We reported ourselves on arrival, as arranged, at a spacious old house in a narrow street near the University, which thenceforth became our headquarters; and, within a few hours, a kind of hospital, also, for there were soon many wounded to be cared for.

Anne organized a band of women as amateur nurses, with Natalya at the head of them, in our house, while others were on duty elsewhere. This quarter, as I found, was a stronghold of the League; and many houses were, like ours, turned into temporary hospitals. But I gathered that comparatively few of Anne’s most influential colleagues were in sympathy with her efforts to mitigate the horrors that surrounded us. In that way, we, her own chosen band, worked almost alone. Most of the revolutionists were as callous, as brutal, as the Cossacks themselves,—women as well as men. They would march in procession, waving banners and singing patriotic songs, and, when the inevitable collision with the soldiers came, they would fight like furies, and die with a laugh of defiance on their lips. But those who came through, unscathed, had neither care nor sympathy to bestow on the fallen.

“I join your band of nurses?” a handsome vivacious little woman—evidently one of her own rank—said to Anne one day, with a scornful laugh. “I am no good at such work. Give me real work to do, a bomb to throw, a revolver to fire; I have that at least”—she touched her fur blouse significantly. “I want to fight—to kill—and if I am killed instead, well, it is but the fortune of war! But nursing—bah—I have not the patience! You are far too tender-hearted, Anna Petrovna; you ought to have been a nun; but what would our handsome Loris have done then? Oh, it is all right, ma chère; I am quite discreet. But do you suppose I have not recognized him?”

Anne looked troubled.

“And others,—do they recognize him?” she asked quietly.

“Who knows? We are too busy these days to think or care who any one is or is not. Besides, he is supposed to be dead; it was cleverly planned, that bomb affair! Was it your doing, Anna?

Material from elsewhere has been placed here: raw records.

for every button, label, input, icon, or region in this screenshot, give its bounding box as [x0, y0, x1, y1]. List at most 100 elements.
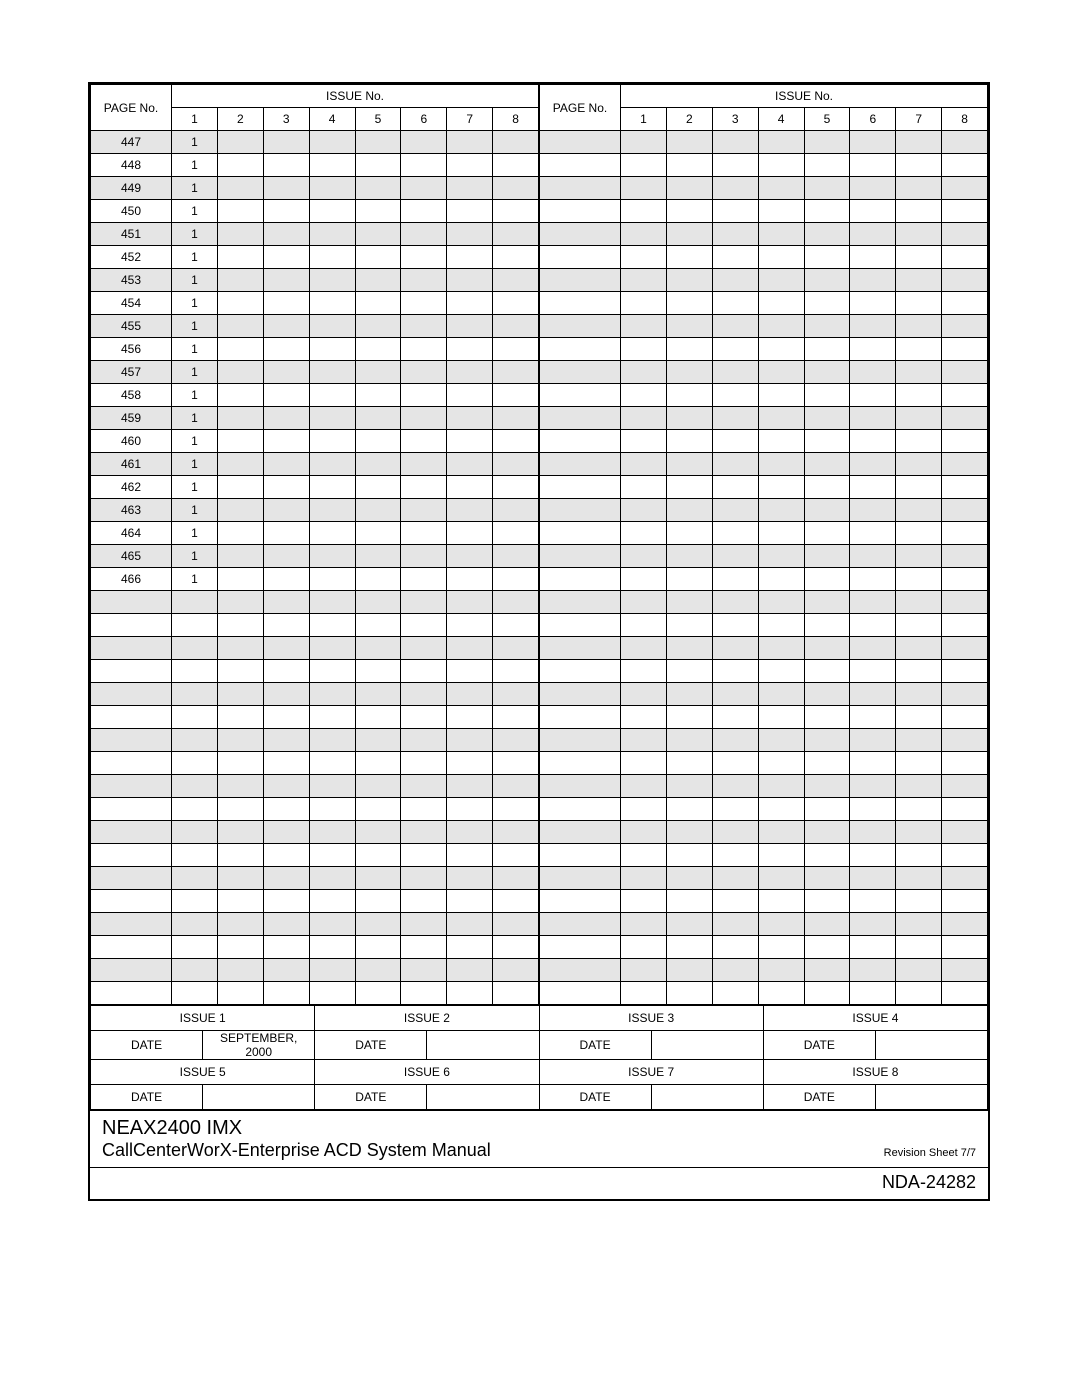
issue-cell [263, 568, 309, 591]
issue-cell [942, 292, 988, 315]
issue-cell [447, 545, 493, 568]
issue-cell [309, 867, 355, 890]
issue-cell [447, 568, 493, 591]
issue-cell [942, 890, 988, 913]
issue-cell [712, 775, 758, 798]
issue-cell [217, 798, 263, 821]
issue-cell [309, 844, 355, 867]
issue-cell [896, 200, 942, 223]
issue-cell: 1 [172, 384, 218, 407]
issue-cell [850, 246, 896, 269]
issue-cell [942, 798, 988, 821]
issue-cell [447, 982, 493, 1005]
issue-cell [712, 338, 758, 361]
issue-col-header: 2 [217, 108, 263, 131]
issue-cell [355, 913, 401, 936]
issue-cell [712, 982, 758, 1005]
issue-cell: 1 [172, 568, 218, 591]
issue-cell [493, 154, 539, 177]
issue-cell [309, 936, 355, 959]
issue-cell [217, 338, 263, 361]
issue-cell [758, 752, 804, 775]
issue-cell [621, 706, 667, 729]
issue-cell [447, 430, 493, 453]
issue-cell [666, 844, 712, 867]
issue-cell [942, 936, 988, 959]
issue-cell [447, 131, 493, 154]
issue-cell [217, 936, 263, 959]
issue-cell [758, 683, 804, 706]
issue-cell [217, 660, 263, 683]
issue-cell [263, 476, 309, 499]
issue-cell [401, 545, 447, 568]
issue-cell [355, 752, 401, 775]
issue-cell [309, 798, 355, 821]
issue-col-header: 5 [355, 108, 401, 131]
issue-cell: 1 [172, 315, 218, 338]
issue-cell [401, 683, 447, 706]
issue-cell [447, 384, 493, 407]
issue-cell [621, 522, 667, 545]
issue-cell [942, 177, 988, 200]
issue-cell [401, 775, 447, 798]
title-line1: NEAX2400 IMX [102, 1117, 976, 1140]
issue-cell [804, 798, 850, 821]
issue-cell [942, 246, 988, 269]
issue-cell [217, 545, 263, 568]
issue-cell [355, 706, 401, 729]
issue-cell [850, 177, 896, 200]
issue-cell [850, 982, 896, 1005]
issue-cell [493, 591, 539, 614]
issue-cell [896, 913, 942, 936]
issue-cell [850, 591, 896, 614]
issue-cell [309, 269, 355, 292]
issue-cell [621, 936, 667, 959]
issue-cell [850, 499, 896, 522]
issue-cell [666, 775, 712, 798]
issue-cell: 1 [172, 453, 218, 476]
issue-cell [493, 936, 539, 959]
issue-cell [712, 959, 758, 982]
issue-cell [896, 959, 942, 982]
issue-cell [355, 292, 401, 315]
page-no-cell: 447 [91, 131, 172, 154]
right-grid: PAGE No.ISSUE No.12345678 [539, 84, 988, 1005]
issue-label: ISSUE 2 [315, 1006, 539, 1031]
page-no-cell: 452 [91, 246, 172, 269]
issue-cell [804, 269, 850, 292]
issue-cell [401, 476, 447, 499]
issue-cell [712, 683, 758, 706]
issue-cell [712, 223, 758, 246]
issue-cell [355, 568, 401, 591]
issue-cell [942, 706, 988, 729]
issue-cell [850, 752, 896, 775]
issue-cell [804, 522, 850, 545]
issue-cell [401, 246, 447, 269]
issue-cell [263, 453, 309, 476]
issue-cell [804, 683, 850, 706]
issue-cell [447, 246, 493, 269]
issue-cell [712, 430, 758, 453]
issue-cell [896, 361, 942, 384]
page-no-header: PAGE No. [91, 85, 172, 131]
issue-cell: 1 [172, 177, 218, 200]
page-no-cell [540, 913, 621, 936]
issue-cell [850, 775, 896, 798]
issue-cell [621, 798, 667, 821]
issue-cell [621, 315, 667, 338]
page-no-cell [540, 798, 621, 821]
issue-cell [804, 545, 850, 568]
page-no-cell [91, 821, 172, 844]
issue-cell [309, 959, 355, 982]
issue-cell [712, 292, 758, 315]
issue-cell [942, 867, 988, 890]
date-label: DATE [763, 1031, 875, 1060]
issue-cell [850, 315, 896, 338]
page-no-cell [91, 775, 172, 798]
page-no-cell [540, 522, 621, 545]
issue-col-header: 3 [712, 108, 758, 131]
issue-cell [896, 890, 942, 913]
issue-cell [896, 844, 942, 867]
issue-cell: 1 [172, 545, 218, 568]
page-no-cell [540, 821, 621, 844]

He is too stupidly honest to have thought of it himself. There! Do not look so vexed, and have no fear that I shall denounce him. He is far too good-looking! You have a penchant for good-looking men,” she added, with an audacious glance in my direction.

It happened for once that Anne and I were alone together, until Madame Levinska turned up, in the room that was used as an office, and where between-whiles I did a good bit of secretarial work. That small untidy room represented the bureau from which the whole of this section of the League was controlled, practically by that slender, pale-faced girl in the black gown, who sat gravely regarding her frivolous acquaintance.

Her grasp of affairs was as marvellous as her personal courage in time of need; she was at once the head and the heart of the whole organization.

I felt angry with the Levinska woman for her taunt. She, and such as she, who were like so many undisciplined children, and whose ideas of revolution were practically limited to acts of violence committed in defiance or reprisal, could not even begin to understand the ideals not merely held, but maintained, by Anne and Loris, and the few others who, with them, knew that permanent good could never be accomplished by evil means. Those two were dreamers, dreaming greatly; theirs was the vision splendid, though they saw it only from far off, and strove courageously but unavailingly to draw near to it. That vision will some day become a reality; and then,—I wonder if any remembrance of those who saw it first and paved the way to its realization, will linger, save in the minds of the few who knew, and loved, and worked beside them, but who were not permitted to share their fate? I doubt it, for the world at large has a short memory!

Anne made no comment on Madame Levinska’s last remark, while I kept on with my work. I wished the woman would go, for we had much to get through this afternoon, and at any moment some serious interruption might occur; or the news we were awaiting might come.